For decades, North Korea has subjected its population to a propaganda assault centered around the concept of juche, roughly translated as "self-reliance." In recent years, scholars say, the term has also come to connote unquestioned trust in the "living god" leadership of national founder Kim Il Sung and his son, current ruler Kim Jong Il.

This link between sacrifice, national glory and the neardivine leadership is evident in the smallest details. During a tour of Pyongyang's Tower of the Juche Idea last year, guide Park Gyong Nam explained that the 560-foot-high monument was built in 1982, the year of the 70th birthday of Kim Il Sung, using more than 25,000 granite blocks -- one for every day of Kim's life, he said.

The truth is that socialist North Korea has never been self-reliant, depending since its formation on the Soviet Union, then China and the United Nations and other international donors to feed itself. But the myth is part of the glue that binds North Koreans to the regime.

"This has a huge impact on people's ability to withstand hardship," said Cui Yingjiu, honorary director of Peking University's Institute for Korean Culture Studies. "For most of the past 100 years, North Koreans haven't had enough to eat or wear. This gives them enormous tolerance for hardship," added Cui, who attended university with Kim Jong Il in Pyongyang in the early 1960s.

The idea that North Korea has joined the club of seven nations that are declared nuclear powers is also a huge source of honor and confidence for the average North Korean.

"If I were still in North Korea, like ordinary citizens, I would be proud to hear that the nation succeeded in conducting a nuclear test," said Seo Young-seok, 26, a university student living in South Korea who defected in 1999 with his mother and two older sisters. "This is by far a totally different dimension than succeeding at a missile test."

North Korea has no opinion polls, making it difficult to gauge how deeply North Koreans believe their government's propaganda. But a recent project involving North Korean refugees in China provides a clue.

Interviews with 1,300 North Korean expatriates, many of whom had been living in China for months or even years, found nearly 20% still believed North Korea was better off than South Korea, a key claim of the regime.

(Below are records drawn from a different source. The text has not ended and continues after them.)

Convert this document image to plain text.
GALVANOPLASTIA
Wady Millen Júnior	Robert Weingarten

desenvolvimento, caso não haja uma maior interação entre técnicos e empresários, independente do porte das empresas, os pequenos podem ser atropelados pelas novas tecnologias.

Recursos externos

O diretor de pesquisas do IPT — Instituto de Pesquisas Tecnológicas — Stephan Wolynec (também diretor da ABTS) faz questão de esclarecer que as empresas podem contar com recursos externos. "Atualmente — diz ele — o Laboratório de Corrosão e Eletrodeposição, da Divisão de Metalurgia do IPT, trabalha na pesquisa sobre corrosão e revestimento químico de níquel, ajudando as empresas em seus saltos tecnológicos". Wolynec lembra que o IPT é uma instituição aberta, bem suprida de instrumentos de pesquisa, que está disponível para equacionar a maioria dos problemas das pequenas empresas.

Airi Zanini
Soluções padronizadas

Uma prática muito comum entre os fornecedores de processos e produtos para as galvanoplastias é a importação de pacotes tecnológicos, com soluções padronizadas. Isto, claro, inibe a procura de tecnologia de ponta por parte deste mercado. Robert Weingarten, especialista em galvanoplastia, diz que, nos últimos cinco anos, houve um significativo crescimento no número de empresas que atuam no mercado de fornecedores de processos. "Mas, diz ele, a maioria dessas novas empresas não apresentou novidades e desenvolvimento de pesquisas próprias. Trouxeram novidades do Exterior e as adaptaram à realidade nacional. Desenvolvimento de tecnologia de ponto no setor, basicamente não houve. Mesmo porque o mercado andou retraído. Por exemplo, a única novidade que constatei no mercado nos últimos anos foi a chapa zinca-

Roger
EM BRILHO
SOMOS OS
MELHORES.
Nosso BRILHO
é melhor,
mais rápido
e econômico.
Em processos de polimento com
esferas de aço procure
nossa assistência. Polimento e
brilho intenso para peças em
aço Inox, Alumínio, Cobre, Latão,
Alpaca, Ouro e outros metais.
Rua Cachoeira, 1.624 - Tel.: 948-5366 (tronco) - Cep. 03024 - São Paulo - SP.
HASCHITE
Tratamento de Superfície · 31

In reality, North Korea's economy is less than one-thirtieth the size of its southern cousin's.

"This gives you some sense of the degree of the socialization in place," said Marcus Noland, a senior fellow with Washington's Institute for International Economics, who was involved in the study. "People may be angry, and there's lots of anecdotal evidence to suggest they are, but that doesn't translate into political action."

Nor would the disaffected have much internal or external support, even if they dared speak out. The state's iron grip on society means there is no domestic institution that might serve as a focal point akin to the role played by the Solidarity labor movement in Poland, the Catholic Church in the Philippines or American-supported nongovernmental assistance organizations in Ukraine, analysts say.

The North's neighbors China and South Korea hardly welcome use of their territory as a base for anti-regime activities that might ultimately give voice to the suffering of ordinary citizens. Far from working against the North, both neighbors have helped prop up the regime, fearful of the refugees and social problems that would flood their countries if Kim fell.

Both dispense unmonitored food aid they know goes mostly to the military rather than ordinary people, fearful of the cost of an implosion. China arrests and harasses North Korean refugees, sending many back. And while in theory any North Korean is entitled to South Korean citizenship, Seoul sets up huge hurdles to control the numbers and has shut down anti-North radio stations after Pyongyang complained.